Mel and I were driving across Small Town Oregon to drop our son off at a birthday party. Mel was driving, I was in the passenger seat, and all three kids were in the back. Our newborn, Aspen, was about one month old.
“I only got about three hours of sleep last night,” Mel said. “I don’t know where you get off posting something like that on Facebook.”
She was referring to earlier that day when I posted this on my blog’s Facebook page: “I am NOT going to say that I DIDN'T just fall asleep at my desk. #newbabyproblems.”
“You only had to get up once or twice in the night. I sat up and fed the baby for an hour four times. If you are tired, it’s not the baby’s fault. I’m the one who’s tired.”
She said it like my Facebook post was a personal attack.
We’ve been having a lot of conversations like this lately. With our first two kids, we bottle-fed. This meant that we split the night feedings equally. But with Aspen, Mel has been breast-feeding, which I completely respect. However, it has placed the majority of the nighttime burden on Mel.
This is not to say that I don’t get up two or three times in the night to change Aspen’s bum, or wake up when the baby cries and struggle to go back to sleep, or walk down the hall to soothe one of our other two kids in the night. And it’s not to say that I don’t struggle to get up at 5:30 or 6AM every morning for work. Fact is, I am still not sleeping well, and I am still sleepy during the day. I struggle to stay awake on my commute, and at work. Everyday I hear, “You look tired” from coworkers.
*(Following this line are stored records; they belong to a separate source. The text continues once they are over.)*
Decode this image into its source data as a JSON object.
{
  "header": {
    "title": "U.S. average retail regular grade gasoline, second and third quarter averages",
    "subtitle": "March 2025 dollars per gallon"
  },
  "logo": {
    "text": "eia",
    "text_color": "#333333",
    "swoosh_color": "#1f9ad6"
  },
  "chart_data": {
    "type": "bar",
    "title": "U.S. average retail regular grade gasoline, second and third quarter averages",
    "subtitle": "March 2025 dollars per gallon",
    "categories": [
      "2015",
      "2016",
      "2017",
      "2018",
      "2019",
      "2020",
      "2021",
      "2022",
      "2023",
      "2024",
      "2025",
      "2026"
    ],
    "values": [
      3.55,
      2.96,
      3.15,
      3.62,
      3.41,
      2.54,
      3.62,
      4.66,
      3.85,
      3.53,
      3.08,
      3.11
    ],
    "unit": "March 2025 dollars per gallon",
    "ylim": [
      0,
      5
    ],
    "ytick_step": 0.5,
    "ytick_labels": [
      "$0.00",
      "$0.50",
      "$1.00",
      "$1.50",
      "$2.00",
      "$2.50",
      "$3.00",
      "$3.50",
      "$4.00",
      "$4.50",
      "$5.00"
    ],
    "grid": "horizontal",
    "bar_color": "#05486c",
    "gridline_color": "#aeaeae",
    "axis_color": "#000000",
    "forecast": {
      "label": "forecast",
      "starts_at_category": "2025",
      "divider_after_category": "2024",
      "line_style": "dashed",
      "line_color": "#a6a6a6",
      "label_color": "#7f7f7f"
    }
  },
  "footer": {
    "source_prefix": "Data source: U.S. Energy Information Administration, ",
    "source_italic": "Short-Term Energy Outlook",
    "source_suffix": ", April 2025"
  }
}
But I am sleeping better than Mel. It’s a fact. Naps aren’t aways possible because we have three small kids, but when one is, I give it to her. On Saturday morning, I get up with the kids and let her sleep as late as she wants. Any opportunity I can to help let her sleep more, I give it to her. But none of this changes the fact that having a new baby is stressful and exhausting on both of us.
Mel is still tired.
I am still tired.
I reached out and gripped Mel’s hand. “Babe, I get it. You are getting way less sleep than I am. I know that. But I’m still not sleeping as much as I’d like. It’s getting to the point where I sometimes drift off at my desk. I don’t know what else to say. This isn’t a competition. It’s a partnership. Just because you are sleeping less than I am doesn’t change the fact that I’m still tired.”
We drove in silence for a little while. Mel didn’t say that I was right. She didn’t show that she agreed or disagreed.
Once we reached the birthday party Mel walked Tristan to the door while I waited with the kids. Once she got back in the car, I said, “I really respect what you are doing. You don’t have to breastfeed, but you want to, and you have stuck with it. I know that you aren’t sleeping well because of it, and I’m sorry. But I am really impressed.”
“Thanks,” Mel said. “I love you.”
“I love you, too.”
“Can we stop making this out to be a competition?” I asked.
Mel thought about it for a moment. Then she said, jokingly, “I’m not saying that I will try. But I will try to try.”